Healthcare remains an enigma for consumer-oriented companies, and ratcheting back on hype can seem counter-intuitive to a consumer-focused marketer. But in healthcare, there is clearly greater risk from both a regulatory and adoption perspective in over-selling, or over-promising. Thoughtful and limited marketing is much more likely to lead to eventual buy-in.
- More Data ≠ Better Data
Many clinicians report being inundated with a deluge of data in digital health pilots. Thus, solutions need to be consolidated and presented in a thoughtful and actionable way. Meaningful and actionable outputs, precise analytics, a clean user interface – the layer on top of the data needs to be robust and reliable, and reflect the needs of both the user and the other stakeholders.
Applied to the convergence of consumer and clinical, this means that simply generating more data is not enough. In the consumer world, one might be able to look at a number of steps taken per day, and consider behavioral modification without much (if any) data analytics. In the healthcare professional world, there needs to be more inputs, and more of a clear and demonstrable tie to the desired health outcome. Again – there are many more stakeholders, and a consumer device cannot simply be picked up and implemented in a clinical setting…it needs to evolve towards more of a traditional medical device or diagnostic, supported by an analytical layer that makes sense across the full healthcare ecosystem.
Summary – Should We Fear or Embrace Convergence?
So we must continually work towards validation for reliable data collection, thoughtful marketing practices and robust yet actionable analytical tools. But assuming such a baseline, the convergence of consumer and clinical applications is a good thing for the digital health sector, and for healthcare more broadly.
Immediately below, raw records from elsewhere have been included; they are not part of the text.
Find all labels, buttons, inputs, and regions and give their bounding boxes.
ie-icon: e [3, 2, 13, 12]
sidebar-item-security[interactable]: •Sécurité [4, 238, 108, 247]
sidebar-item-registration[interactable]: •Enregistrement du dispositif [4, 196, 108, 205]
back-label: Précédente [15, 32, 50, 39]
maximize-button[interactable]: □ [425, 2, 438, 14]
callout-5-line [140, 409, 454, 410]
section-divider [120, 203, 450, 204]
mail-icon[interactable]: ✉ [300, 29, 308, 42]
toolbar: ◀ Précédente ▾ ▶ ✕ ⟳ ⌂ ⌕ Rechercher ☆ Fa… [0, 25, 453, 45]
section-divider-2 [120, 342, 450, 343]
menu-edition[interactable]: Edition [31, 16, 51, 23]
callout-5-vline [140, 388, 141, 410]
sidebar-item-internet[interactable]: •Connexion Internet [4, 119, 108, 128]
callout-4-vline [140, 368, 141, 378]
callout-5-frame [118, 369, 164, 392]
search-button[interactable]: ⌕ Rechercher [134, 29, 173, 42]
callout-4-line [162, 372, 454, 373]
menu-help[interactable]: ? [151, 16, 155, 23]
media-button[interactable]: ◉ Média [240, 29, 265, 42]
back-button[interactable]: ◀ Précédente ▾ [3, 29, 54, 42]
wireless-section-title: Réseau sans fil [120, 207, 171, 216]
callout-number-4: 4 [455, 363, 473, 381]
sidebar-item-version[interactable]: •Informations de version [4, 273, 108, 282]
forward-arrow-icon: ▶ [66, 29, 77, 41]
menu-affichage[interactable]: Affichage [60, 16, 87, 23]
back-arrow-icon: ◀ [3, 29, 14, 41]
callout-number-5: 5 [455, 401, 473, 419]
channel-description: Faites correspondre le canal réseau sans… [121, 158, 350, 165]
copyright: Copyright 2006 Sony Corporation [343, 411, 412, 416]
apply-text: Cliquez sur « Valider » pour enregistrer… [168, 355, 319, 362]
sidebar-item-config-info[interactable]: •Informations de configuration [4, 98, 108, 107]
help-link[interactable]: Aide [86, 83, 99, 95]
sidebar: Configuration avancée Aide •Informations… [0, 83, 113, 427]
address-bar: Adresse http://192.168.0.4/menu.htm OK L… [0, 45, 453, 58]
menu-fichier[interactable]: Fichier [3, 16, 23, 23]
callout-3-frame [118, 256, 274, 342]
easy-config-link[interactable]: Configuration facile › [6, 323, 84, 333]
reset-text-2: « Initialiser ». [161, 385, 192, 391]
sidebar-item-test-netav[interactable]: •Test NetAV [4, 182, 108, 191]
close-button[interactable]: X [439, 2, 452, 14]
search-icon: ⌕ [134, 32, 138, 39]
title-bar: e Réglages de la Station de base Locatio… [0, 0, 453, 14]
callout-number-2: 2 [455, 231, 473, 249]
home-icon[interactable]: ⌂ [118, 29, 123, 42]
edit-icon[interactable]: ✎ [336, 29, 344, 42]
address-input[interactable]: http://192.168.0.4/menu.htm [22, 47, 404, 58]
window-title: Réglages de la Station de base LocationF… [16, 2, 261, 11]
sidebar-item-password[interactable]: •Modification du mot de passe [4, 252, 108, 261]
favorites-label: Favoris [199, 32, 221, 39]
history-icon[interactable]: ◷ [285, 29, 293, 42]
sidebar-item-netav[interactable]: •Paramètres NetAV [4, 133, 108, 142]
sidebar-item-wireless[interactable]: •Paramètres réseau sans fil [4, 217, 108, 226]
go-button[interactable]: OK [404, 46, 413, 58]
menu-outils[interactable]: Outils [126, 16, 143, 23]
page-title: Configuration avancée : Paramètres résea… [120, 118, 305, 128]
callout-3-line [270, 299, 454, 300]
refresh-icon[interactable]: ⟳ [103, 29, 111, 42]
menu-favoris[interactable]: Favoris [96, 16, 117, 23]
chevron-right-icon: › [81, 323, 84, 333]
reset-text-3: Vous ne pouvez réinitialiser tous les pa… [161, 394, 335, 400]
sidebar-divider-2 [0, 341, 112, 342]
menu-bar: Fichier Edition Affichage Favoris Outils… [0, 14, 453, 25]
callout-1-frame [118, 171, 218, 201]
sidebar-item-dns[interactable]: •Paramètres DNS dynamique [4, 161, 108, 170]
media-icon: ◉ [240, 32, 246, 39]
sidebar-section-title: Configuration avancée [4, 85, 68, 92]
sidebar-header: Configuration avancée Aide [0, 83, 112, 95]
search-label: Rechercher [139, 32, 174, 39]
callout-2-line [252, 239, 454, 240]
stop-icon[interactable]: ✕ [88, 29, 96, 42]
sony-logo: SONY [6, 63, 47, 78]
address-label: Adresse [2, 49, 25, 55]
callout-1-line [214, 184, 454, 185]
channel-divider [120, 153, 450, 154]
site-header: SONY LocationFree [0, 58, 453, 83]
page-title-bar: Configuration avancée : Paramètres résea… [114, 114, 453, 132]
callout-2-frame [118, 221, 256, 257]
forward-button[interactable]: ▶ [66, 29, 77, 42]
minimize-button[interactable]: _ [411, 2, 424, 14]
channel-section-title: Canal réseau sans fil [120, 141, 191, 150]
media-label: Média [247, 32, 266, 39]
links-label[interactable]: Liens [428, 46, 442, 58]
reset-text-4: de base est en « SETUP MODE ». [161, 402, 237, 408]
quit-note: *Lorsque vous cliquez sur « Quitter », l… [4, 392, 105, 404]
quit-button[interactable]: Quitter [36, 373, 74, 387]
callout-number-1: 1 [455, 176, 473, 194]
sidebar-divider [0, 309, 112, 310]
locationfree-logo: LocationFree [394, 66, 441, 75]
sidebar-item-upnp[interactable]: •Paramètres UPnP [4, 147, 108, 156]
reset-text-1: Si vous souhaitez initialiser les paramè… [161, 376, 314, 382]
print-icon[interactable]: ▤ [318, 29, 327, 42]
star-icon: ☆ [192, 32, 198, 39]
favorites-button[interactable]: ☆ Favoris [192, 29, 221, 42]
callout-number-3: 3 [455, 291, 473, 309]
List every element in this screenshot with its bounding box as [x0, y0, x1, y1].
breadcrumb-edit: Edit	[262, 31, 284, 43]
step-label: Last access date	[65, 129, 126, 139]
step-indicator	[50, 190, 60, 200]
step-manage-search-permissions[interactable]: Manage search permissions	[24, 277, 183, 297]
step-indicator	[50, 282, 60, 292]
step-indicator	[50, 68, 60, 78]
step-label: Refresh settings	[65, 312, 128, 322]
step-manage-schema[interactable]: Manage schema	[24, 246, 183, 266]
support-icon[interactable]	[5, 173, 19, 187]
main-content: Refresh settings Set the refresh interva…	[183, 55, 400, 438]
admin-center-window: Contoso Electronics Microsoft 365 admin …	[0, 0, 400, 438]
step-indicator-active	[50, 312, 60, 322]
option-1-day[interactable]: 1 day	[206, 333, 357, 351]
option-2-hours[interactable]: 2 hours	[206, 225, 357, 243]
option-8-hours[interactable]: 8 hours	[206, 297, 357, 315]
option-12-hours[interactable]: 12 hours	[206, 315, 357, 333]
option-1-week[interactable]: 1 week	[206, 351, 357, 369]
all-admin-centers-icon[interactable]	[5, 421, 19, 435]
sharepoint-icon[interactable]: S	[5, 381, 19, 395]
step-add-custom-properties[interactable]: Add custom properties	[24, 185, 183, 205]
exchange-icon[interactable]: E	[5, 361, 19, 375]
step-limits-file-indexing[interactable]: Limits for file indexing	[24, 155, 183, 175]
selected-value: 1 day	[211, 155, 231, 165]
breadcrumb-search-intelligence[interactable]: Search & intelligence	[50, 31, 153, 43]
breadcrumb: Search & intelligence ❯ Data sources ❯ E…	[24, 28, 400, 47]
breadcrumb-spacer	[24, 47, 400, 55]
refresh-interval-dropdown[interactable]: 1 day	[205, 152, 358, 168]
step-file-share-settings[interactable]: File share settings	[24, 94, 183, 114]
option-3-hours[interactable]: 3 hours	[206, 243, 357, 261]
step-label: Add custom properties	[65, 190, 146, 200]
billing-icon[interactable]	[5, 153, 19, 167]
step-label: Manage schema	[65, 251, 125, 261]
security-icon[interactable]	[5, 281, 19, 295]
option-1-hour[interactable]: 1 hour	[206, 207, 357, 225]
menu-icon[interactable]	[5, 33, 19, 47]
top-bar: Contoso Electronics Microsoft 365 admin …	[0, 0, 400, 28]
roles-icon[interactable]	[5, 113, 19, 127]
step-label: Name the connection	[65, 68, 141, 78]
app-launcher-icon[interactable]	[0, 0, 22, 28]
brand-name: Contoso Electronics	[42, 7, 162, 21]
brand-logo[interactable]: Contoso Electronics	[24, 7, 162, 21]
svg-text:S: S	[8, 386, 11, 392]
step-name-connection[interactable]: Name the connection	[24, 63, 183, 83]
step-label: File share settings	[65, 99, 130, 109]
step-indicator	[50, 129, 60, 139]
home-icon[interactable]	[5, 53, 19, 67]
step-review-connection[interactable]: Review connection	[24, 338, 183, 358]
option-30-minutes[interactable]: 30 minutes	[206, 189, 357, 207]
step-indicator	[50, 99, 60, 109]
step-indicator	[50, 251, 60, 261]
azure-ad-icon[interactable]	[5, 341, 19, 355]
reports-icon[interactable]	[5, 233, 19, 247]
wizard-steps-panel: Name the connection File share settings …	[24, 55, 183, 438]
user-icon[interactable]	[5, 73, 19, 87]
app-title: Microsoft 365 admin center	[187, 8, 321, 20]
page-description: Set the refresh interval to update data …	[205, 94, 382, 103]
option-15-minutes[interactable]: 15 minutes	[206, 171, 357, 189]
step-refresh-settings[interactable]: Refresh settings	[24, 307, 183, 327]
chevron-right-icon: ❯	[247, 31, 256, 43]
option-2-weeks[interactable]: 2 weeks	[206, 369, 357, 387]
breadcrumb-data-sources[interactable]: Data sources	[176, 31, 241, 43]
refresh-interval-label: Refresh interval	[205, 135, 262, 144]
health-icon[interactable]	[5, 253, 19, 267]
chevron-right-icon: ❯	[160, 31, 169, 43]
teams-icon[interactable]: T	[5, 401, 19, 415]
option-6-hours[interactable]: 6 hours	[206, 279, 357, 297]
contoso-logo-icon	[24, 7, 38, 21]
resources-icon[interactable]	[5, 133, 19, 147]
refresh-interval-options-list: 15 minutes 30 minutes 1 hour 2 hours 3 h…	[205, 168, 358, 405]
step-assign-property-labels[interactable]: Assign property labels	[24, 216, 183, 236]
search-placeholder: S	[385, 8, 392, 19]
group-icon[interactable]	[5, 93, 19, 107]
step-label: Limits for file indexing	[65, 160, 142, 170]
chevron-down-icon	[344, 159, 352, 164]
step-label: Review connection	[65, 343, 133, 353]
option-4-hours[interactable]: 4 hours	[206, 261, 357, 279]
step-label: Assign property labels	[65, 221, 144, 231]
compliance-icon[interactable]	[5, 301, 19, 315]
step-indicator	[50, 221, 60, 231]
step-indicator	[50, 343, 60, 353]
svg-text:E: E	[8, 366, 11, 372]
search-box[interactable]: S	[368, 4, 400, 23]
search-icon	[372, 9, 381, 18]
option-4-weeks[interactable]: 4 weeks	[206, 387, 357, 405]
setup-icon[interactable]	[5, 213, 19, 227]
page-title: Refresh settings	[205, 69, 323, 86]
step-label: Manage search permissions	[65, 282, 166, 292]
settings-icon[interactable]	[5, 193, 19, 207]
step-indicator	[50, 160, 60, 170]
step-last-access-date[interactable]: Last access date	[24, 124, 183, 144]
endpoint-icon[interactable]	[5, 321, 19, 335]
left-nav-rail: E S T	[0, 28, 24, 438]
Like any change in healthcare, it will take time, and there are sure to be some bumpy patches – with device accuracy likely to drive the most turbulence.
But as further evidence of convergence, or at least the perception of market opportunity made possible by convergence, Apple CEO Tim Cook recently suggested that patient-focused, non-reimbursed digital health “may even make the smartphone market look small” (here).
So, undoubtedly healthcare will look different 20 years from now, with hopefully greater adoption and coordination of accurate digital technologies. In the meantime, the benefits of digital technology should be increasing available across multiple healthcare sectors. And so long as market participants adopt reasonable controls and best practices, this should be embraced.